Yes, it is bread we fight for, but we fight for roses, too!...
Our lives shall not be sweated from birth until life closes;
Hearts starve as well as bodies: Bread and roses! Bread and roses!

One of the IWW organizers in Lawrence was 21-year-old Elizabeth Gurley Flynn. At a fundraiser for the strikers, she declared:

The queen of the parlor has nothing in common with the maid in the kitchen; the wife of a department store owner shows no sisterly concern for the 17-year-old girl who finds prostitution the only door open to a $5-a-week wage clerk. The sisterhood of women, like the brotherhood of men, is a hollow sham to labor. Behind all its smug hypocrisy and sickly sentimentality are the sinister outlines of the class war.

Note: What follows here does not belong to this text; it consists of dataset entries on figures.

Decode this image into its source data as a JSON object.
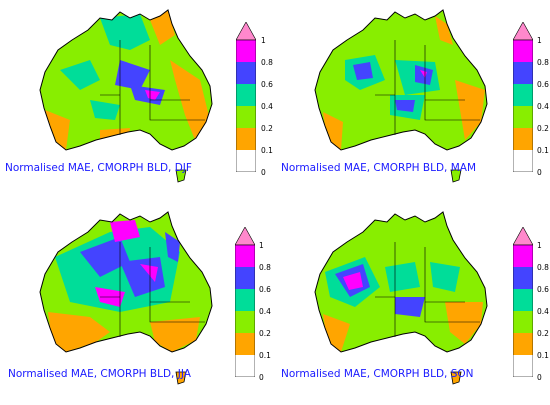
{
  "panels": [
    {
      "caption": "Normalised MAE, CMORPH BLD, DJF",
      "season": "DJF"
    },
    {
      "caption": "Normalised MAE, CMORPH BLD, MAM",
      "season": "MAM"
    },
    {
      "caption": "Normalised MAE, CMORPH BLD, JJA",
      "season": "JJA"
    },
    {
      "caption": "Normalised MAE, CMORPH BLD, SON",
      "season": "SON"
    }
  ],
  "colorbar": {
    "ticks": [
      "1",
      "0.8",
      "0.6",
      "0.4",
      "0.2",
      "0.1",
      "0"
    ],
    "colors": {
      "over": "#ff88cc",
      "c_0_8_1": "#ff00ff",
      "c_0_6_0_8": "#4444ff",
      "c_0_4_0_6": "#00dd99",
      "c_0_2_0_4": "#88ee00",
      "c_0_1_0_2": "#ffa500",
      "c_0_0_1": "#ffffff"
    }
  }
}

Exactly 100 years after Soujourner Truth's speech, in 1951, also in Akron, Ohio, Chrissie Hynde was born.

She attended Kent State University, and was an antiwar activist and close friend of Jeffrey Miller. One of the iconic photographs of the age shows another student kneeling over Miller's body, gunned down by a National Guardsman while protesting the invasion of Cambodia.

Hynde's band, the Pretenders, included her song for Jeffrey Miller, "Revolution," on their 1994 album Last of the Independents:

The fond fear of danger,
That's what sets us apart,
Couldn't wait for the real world
To test the strength of the lion's heart...
When we watch the children play,
Remember how the privileged classes grew.
And from this day, we set out
To undo what won't undo.
Looking for the grand in the minute.
Every breath justifies
Every step that we take to remove what the powers that be can't prove
And the children will understand why.
I want to die for something.
Bring on the revolution,
Don't want to die for nothing.
Bring on the revolution,
I want to die for something.

There's the connection between Mary Wollstonecraft and Chrissie Hynde. It's the tradition coming down, the river ever-flowing, the women marching, marching.